从暖春到老太君的静园,要穿过游廊,还要经过花园。这一路,萧希春脸色紧绷,鼻尖渗着细密的汗珠,说不出的紧张与不安。离静园越近,她的紧张的惶恐就越大。
“别担心,祖母很慈祥的。”察觉到萧希春的不安,萧希微朝她笑了笑。
萧希春看了萧希微一眼,然后轻轻点了点头。
两人刚踏入庭院,恰巧老太君身边的丫头桑若从里面走出来,见到两人忙福了福身,”奴婢见过二小姐,见过四小姐。”说罢,又笑着道,“刚刚老太君还担心是不是四小姐的马车在路上误了行程怎么这个时候还没到,特意让奴婢出来瞧瞧了。”
桑若一边说着一边侧身打开帘子。
自从继夫人李氏被禁足后,老太君便对二小姐颇有倚重,甚至已放手将几项府内重要的事务交由二小姐打理。桑若瞧在眼里,对这位二小姐自然也就存了几分讨好。
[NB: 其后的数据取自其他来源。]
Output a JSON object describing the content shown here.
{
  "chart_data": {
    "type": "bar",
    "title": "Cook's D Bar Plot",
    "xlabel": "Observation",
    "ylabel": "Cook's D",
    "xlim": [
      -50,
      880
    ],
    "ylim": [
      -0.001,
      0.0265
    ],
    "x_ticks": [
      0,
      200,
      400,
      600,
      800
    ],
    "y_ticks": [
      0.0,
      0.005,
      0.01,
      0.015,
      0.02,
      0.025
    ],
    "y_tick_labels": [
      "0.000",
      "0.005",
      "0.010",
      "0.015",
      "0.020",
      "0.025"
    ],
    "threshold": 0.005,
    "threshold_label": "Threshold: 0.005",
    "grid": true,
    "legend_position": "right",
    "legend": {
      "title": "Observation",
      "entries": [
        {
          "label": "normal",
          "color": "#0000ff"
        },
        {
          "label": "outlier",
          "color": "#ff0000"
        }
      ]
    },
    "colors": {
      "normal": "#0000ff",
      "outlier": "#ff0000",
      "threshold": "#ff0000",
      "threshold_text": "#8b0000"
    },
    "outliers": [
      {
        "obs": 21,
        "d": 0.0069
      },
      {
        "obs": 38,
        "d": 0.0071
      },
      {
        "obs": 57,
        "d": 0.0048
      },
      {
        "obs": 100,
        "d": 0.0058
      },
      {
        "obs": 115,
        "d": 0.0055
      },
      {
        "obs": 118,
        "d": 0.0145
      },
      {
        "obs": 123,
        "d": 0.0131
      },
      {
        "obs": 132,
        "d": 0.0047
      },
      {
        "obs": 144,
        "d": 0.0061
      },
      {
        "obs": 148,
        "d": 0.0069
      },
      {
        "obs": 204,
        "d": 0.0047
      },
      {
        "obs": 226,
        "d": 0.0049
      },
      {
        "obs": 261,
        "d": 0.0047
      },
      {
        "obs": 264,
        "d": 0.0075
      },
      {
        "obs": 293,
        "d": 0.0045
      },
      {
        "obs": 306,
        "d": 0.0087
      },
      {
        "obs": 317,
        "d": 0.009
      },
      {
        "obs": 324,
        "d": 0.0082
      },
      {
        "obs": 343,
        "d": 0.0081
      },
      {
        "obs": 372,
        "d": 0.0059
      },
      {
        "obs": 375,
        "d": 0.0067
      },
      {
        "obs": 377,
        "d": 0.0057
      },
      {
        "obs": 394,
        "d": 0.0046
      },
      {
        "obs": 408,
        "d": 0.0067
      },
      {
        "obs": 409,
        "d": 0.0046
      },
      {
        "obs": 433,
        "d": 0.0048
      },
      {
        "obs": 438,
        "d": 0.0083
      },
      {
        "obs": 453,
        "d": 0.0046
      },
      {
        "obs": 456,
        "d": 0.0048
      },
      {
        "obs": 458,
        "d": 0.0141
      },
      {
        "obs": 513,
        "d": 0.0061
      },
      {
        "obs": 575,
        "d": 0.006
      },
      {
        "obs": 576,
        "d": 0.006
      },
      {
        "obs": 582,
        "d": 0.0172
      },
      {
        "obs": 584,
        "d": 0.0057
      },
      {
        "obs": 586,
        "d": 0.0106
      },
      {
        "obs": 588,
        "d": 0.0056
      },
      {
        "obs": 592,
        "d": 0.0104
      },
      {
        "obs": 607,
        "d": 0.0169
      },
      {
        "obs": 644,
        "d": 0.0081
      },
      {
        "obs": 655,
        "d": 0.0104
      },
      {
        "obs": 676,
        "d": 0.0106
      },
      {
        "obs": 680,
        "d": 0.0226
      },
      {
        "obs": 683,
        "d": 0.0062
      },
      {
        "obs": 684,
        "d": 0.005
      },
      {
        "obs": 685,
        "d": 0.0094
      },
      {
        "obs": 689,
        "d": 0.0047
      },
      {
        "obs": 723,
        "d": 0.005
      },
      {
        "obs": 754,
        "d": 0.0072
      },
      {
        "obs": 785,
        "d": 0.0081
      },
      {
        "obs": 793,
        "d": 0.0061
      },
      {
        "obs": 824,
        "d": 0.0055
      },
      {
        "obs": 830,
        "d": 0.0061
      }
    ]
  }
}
萧希微笑了笑,侧眸看眼身边的碧云,碧云立刻会意,从钱袋子里拿了个银裸子塞到桑若手里。
“劳烦桑若姐姐了。”碧云笑着道。
桑若悄悄的将碧云塞给她的银裸子藏进袖子里,笑着道,“二小姐快进去吧。”
萧希微笑着朝桑若点了点头,便抬脚踏进了正屋。
萧希春忙跟了进去。却见地上铺光可鉴人的大理石地板,头顶挂着精致的八角宫灯,屋子里的桌椅家具都是有上好的黄花梨紫檀木雕制而成,作工繁复精美。
“祖母。”
耳畔忽然响起的声音让萧希春回过神来,她看着萧希微笑吟吟的喊了声倚在罗汉椅是的老妇人,她心中忽然一阵忐忑。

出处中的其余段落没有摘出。